Over the next decade, we anticipate that the musculoskeletal community will more routinely use phantoms and standardized protocols to help minimize sources of quantitative error that currently impede wider adoption of quantitative cartilage MRI techniques (73). Additionally, deployment of newly developed artificial intelligence–guided automated segmentation techniques to extract cartilage thickness and volume will enable improved lesion detection, prediction of osteoarthritis outcomes, and generation of 3D models for surgical planning (74). Finally, postoperative imaging evaluation may involve labeling of matrix-associated stem cell implants with superparamagnetic ferumoxytol nanoparticles to evaluate graft outcome success (75).

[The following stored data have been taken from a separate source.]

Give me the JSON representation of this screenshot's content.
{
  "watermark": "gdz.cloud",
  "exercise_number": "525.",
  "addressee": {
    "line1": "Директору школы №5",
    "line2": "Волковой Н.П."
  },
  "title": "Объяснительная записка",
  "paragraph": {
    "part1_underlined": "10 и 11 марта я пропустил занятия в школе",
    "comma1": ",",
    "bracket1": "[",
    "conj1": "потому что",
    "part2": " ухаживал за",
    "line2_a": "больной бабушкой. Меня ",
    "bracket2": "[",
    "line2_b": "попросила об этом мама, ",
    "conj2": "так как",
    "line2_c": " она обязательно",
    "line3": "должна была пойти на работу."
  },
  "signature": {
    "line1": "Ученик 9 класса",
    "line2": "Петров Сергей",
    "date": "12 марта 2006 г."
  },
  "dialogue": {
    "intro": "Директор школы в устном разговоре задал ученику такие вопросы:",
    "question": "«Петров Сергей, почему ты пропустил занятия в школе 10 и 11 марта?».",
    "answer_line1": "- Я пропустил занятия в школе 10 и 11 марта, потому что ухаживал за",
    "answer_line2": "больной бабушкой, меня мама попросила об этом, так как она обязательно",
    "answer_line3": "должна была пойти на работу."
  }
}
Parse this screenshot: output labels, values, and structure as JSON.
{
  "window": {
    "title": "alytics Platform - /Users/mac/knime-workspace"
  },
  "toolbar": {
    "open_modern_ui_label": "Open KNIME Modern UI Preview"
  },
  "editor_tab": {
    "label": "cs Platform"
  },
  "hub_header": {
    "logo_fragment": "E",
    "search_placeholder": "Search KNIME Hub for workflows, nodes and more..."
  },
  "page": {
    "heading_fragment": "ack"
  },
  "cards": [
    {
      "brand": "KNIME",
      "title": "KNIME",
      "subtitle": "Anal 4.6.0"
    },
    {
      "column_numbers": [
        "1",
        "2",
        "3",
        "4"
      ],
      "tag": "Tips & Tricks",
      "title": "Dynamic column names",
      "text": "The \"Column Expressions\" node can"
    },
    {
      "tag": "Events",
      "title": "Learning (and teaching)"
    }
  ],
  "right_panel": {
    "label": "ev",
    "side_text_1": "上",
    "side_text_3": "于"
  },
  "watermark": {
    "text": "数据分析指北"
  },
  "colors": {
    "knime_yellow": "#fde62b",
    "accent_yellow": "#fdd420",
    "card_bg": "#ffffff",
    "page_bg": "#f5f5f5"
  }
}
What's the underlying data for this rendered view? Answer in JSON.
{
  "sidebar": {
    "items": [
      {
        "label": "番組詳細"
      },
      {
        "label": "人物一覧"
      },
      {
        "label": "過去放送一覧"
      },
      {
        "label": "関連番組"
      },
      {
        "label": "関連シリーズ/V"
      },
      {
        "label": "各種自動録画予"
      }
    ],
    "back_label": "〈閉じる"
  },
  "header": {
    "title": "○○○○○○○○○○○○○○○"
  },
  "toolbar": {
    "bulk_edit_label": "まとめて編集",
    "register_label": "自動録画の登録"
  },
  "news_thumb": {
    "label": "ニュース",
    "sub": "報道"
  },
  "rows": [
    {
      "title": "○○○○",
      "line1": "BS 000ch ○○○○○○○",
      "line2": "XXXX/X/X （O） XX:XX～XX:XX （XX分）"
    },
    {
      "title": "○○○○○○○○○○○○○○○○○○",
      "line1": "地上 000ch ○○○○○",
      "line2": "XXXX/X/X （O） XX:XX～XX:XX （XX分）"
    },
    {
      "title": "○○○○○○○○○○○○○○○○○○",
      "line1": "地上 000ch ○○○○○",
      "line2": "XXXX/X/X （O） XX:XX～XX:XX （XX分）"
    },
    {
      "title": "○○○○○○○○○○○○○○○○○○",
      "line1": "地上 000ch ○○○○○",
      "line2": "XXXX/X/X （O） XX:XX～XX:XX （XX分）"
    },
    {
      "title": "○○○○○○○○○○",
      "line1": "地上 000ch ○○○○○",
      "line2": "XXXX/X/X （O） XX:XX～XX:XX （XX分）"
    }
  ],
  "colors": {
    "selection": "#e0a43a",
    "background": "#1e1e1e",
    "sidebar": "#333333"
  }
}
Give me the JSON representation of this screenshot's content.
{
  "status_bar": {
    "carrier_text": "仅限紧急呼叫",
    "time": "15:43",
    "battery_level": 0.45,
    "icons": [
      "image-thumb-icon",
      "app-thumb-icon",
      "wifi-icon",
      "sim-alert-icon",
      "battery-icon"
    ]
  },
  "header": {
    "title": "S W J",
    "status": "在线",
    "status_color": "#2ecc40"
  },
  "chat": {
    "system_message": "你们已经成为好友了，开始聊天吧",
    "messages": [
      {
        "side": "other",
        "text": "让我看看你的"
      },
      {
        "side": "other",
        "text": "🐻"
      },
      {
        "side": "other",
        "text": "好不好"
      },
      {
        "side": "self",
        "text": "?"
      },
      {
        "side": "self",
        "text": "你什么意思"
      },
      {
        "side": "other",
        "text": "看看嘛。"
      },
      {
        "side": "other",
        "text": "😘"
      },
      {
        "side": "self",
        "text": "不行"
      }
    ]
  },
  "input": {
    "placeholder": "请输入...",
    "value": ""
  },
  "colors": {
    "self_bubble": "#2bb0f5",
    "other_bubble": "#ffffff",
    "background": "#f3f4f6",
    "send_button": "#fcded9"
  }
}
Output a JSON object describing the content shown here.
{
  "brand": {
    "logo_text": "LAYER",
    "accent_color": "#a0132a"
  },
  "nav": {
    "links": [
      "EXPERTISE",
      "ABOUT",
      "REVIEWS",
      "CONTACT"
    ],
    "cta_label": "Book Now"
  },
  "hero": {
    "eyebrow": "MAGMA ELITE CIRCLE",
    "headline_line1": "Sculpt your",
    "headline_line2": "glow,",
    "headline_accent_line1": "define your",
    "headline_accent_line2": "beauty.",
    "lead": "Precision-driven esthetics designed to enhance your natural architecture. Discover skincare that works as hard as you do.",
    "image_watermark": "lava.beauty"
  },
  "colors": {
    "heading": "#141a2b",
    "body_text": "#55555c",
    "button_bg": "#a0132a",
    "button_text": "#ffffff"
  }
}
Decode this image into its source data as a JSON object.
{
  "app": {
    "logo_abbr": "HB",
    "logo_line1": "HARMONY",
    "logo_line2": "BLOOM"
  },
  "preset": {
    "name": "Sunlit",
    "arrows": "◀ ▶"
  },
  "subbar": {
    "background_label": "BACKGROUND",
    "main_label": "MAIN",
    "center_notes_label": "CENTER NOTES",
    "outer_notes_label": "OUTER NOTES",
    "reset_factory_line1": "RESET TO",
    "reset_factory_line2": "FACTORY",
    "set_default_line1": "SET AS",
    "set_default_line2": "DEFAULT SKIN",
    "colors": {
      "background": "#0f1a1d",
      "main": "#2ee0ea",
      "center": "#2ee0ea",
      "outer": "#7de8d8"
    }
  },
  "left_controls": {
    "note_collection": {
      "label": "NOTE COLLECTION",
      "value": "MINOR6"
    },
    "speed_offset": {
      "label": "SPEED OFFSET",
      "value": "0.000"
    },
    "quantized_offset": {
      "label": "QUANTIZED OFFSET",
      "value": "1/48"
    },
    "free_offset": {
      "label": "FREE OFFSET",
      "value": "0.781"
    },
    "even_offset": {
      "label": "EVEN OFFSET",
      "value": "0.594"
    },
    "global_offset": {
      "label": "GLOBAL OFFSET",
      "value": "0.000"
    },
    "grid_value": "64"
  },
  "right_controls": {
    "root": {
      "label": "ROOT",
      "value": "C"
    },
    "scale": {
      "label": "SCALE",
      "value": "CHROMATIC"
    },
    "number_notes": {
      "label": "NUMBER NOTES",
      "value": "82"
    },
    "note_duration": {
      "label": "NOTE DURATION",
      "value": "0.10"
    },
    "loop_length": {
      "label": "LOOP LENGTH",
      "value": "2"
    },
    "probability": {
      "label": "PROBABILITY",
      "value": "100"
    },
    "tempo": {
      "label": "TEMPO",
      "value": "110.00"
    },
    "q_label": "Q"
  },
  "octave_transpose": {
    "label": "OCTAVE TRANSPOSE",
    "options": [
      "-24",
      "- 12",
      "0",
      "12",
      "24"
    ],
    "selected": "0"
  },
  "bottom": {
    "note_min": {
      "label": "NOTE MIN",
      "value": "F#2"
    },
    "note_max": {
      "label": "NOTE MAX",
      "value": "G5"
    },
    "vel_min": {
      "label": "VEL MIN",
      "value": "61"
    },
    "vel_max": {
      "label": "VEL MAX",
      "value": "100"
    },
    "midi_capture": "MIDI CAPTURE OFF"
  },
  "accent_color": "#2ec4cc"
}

UTE and Zero-Echo-Time MRI
Cortical bone, ligaments, tendons, and menisci comprise a highly organized ultrastructure with very short T2 and T2* values (1 µsec to 11 msec) that result in rapid decay of transverse magnetization. Consequently, these tissues lack signal during conventional FSE/TSE imaging, which uses minimum echo times of about 10 msec. Sequences with sufficiently short echo times sample the free-induction decay, similar to gradient-recalled echo, and include UTE imaging, water- and fat-suppressed proton projection MRI, sweep imaging with Fourier transformation, pointwise encoding time reduction with radial acquisition, and zero-echo-time (ZTE) imaging (76–80). It is only recently, however, that ZTE techniques have become commercially available and UTE prototypes supported by some major MRI vendors. The choice of UTE (echo time <0.1 msec) or ZTE (echo time of 0 msec) technique largely depends on vendor availability and intended applications (Table 4).
Table 4:
Comparison of GRE, UTE, and ZTE Sequences
An immediate clinical translation of either ZTE or UTE MRI is to enhance signal intensity in cortical bone. UTE and ZTE sequences facilitate near-isotropic acquisitions within reasonable scanning times (<7 minutes), approach the voxel resolution of energy-integrating detector CT (81), and support multiplanar reformation, volume rendering, and segmentation tasks. Cortical bone evaluation with ZTE has been applied in the context of shoulder trauma, sacroiliitis, and spine degeneration (Fig 10) (82,83). Compared with conventional gradient-recalled echo acquisitions, ZTE MRI provides superior visualization of osseous detail, with substantial agreement found between ZTE MRI and CT in paired imaging studies (84). Benefits of ZTE sequences include (a) decreasing patient exposure to ionizing radiation from CT, especially for the pediatric and pregnant populations, and (b) conserving health care resources by obviating the need for concurrent CT scans in certain patients. Hence, ZTE sequences will likely revolutionize current algorithms, as evaluation of both cortical bone and soft tissue are now feasible within a single MRI examination.
Figure 10:
Zero-echo-time MRI scans in four patients after acute trauma. (A) Oblique coronal image of the glenohumeral joint in a 50-year-old male patient demonstrates a comminuted greater tuberosity fracture (arrow). (B) Sagittal image of the left elbow in a 33-year-old male patient demonstrates a superiorly displaced triceps avulsion fracture (arrow). (C) Coronal wrist image in a 61-year-old male patient shows small capsular triquetral avulsion fracture (arrow). (D) Sagittal ankle image in a 39-year-old male patient demonstrates Achilles tendon avulsion fracture off the calcaneus, with retraction of osseous fragments (arrows). Images courtesy of Ryan Breighner, PhD, Hospital for Special Surgery.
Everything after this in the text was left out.